Zuidnederlands Woordenboek

Walter De Clerck (1981)

Gepubliceerd op 03-02-2023

luik

betekenis & definitie

In toep. op een (onder)deel van een groter geheel: deel, gedeelte (van een document, formulier enz.); strook; - (pol.) onderdeel (van een programma e.d.): het economisch-sociaal luik van de regeringsverklaring.

Precies op het ogenblik dat de voetbalwedstrijden aanvangen (15 u. of 14.30 u.) worden de formulieren ... achter slot en grendel gestouwd. Daarbij komt er een dubbele garantie. De luiken B van de formulieren verdwijnen in een grote kast, Knack 21/2/1973, p. 65.

De storter moet de 2 luiken van het formulier invullen, hetzij met de pen en inkt, hetzij met om het even welk drukmiddel, Post 1976, 14.
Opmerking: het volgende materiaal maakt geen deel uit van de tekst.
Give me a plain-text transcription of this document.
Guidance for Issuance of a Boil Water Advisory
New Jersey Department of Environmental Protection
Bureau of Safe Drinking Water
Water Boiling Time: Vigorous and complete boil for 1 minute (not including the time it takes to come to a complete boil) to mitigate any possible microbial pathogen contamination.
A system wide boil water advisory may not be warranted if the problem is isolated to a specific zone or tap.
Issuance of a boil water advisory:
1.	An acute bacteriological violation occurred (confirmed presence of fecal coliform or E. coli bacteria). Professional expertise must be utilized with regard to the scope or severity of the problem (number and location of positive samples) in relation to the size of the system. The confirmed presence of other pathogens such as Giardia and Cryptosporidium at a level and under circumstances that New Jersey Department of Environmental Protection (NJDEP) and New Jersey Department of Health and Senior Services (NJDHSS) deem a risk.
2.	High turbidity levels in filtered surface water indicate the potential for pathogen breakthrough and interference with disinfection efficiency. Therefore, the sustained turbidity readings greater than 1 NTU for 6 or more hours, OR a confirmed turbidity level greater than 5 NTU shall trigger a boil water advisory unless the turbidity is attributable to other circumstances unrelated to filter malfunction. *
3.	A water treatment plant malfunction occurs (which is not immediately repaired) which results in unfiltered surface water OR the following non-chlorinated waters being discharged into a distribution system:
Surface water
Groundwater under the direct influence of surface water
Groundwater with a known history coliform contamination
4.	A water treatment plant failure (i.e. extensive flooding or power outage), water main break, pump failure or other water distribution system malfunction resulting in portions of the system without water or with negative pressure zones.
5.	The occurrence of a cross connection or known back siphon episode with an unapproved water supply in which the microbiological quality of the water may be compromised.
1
Vorig jaar beloofde minister Michel dat er een derde luik bij de identiteitskaarten zou gevoegd worden, vermits bij de invoering van de fusies, er heel wat mensen aan een nieuwe kaart dienden geholpen te worden, Bond 4/1/1977.

Tot daar het «Brussels luik» van het Egmontplan, dat, wat men ook over de andere onderdelen moge denken in ieder geval de politieke positie van de Vlamingen in Brussel gevoelig versterkt tot op gemeentelijk vlak, Gazet v. Antw. 4/7/1977.

Ook vrijdag is de regeringsraad er niet in geslaagd de programmawet af te werken. Die wet is er nodig om een reeks uitgaven in te krimpen, ten einde de rijksbegroting voor 1978 binnen redelijke perken te houden. Eerder deze week werd het fiskaal luik ervan goedgekeurd, maar ook daarover blijkt nu het laatste woord nog niet gezegd, Gazet v. Antw. 14/9/1977.

De zes partij-delegaties krijgen dan tot 15 uur de tijd om hun partijbesturen te raadplegen waarna Martens de diskussie zal afsluiten over het communautaire luik van het regeerakkoord, Standaard 7/5/1980.